Applying for a job as a mid-career historian has its good sides. You have, of course, the job security, and this is a major difference. The gut-wrenching anxiety is, for most, less intense. You’re also more familiar with the process, having been on both sides of the table by this point. By now, the CV and cover letter go faster; you’ve got your main research pieces selected for sending in; thinking up new, engaging modules is second-nature since you’ve done it so many times now. Again, preparing for interview has also not changed so much, aside that you do it more efficiently (like most of your work, in fact); you do your research on the institution & department; you work on your ‘job talk’; you double check the time & date. A bigger difference is that this time you’re bringing in more of your personality. At all career stages, you need to be someone who they want to work with; but at this stage, there’s no re-inventing who you are or what you do.
For me, the thing which has changed the most, perhaps, is my resilience. Unsurprisingly, this is largely because I already have a permanent job which brings me joy as well as a salary. But it is also because I am a bit wiser, which is always nice to realise. Even when I haven’t got invited for interview, I no longer see this as wasted time. Writing a cover letter takes less long, now, as does updating my CV, and both are a good way of taking stock of your career so far, of framing or re-framing your accomplishments and your future trajectory. Applying for jobs is also a good way for people (on the committee, but also your referees) to learn about what you’re up to. Finally, I take it less personally: institutions have specific posts that they want to fill, specific needs they want to meet. I see it as the job of the committee & institution in selecting a person for the job, rather than the job of the interviewee in convincing the committee.
Yes and no. No, because applying for an academic job will always have some common factors – e.g. make sure you read up on the institution and think about your ‘fit’ in terms of teaching and research.
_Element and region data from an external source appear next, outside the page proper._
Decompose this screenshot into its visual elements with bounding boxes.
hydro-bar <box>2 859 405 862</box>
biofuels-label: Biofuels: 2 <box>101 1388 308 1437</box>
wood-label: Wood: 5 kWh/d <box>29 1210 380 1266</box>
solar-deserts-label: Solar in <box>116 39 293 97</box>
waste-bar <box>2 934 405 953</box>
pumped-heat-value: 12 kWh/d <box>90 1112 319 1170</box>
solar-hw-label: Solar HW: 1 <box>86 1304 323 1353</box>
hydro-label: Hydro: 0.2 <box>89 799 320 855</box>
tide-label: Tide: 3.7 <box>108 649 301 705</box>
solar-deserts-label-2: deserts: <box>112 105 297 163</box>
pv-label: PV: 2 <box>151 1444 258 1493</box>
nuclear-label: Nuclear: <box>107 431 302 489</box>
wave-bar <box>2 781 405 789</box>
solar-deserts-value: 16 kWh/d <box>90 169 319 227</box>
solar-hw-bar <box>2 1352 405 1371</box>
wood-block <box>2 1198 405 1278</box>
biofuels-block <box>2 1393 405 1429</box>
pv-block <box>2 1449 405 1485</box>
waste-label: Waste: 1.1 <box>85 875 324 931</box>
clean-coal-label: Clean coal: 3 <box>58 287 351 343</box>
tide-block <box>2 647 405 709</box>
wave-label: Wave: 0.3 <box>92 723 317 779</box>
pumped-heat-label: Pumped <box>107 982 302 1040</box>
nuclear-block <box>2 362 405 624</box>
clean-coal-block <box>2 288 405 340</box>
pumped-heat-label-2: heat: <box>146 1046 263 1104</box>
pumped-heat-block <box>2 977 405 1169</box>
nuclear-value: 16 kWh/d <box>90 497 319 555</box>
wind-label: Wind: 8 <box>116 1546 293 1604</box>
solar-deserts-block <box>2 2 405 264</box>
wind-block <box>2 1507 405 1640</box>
Yes, because hopefully (albeit not necessarily) you will be coming at a mid-career post application from a stronger employment position than when you were a precariously-employed ECR. At the very least, you have the benefit of experience – so you’ll have a stronger idea of what you are prepared to say ‘yes’ to in terms of teaching and research, and a well-honed radar of institutional ‘red flags’ to look out for in terms of burdensome administration, intrusive micro-management and empty corporate-speak.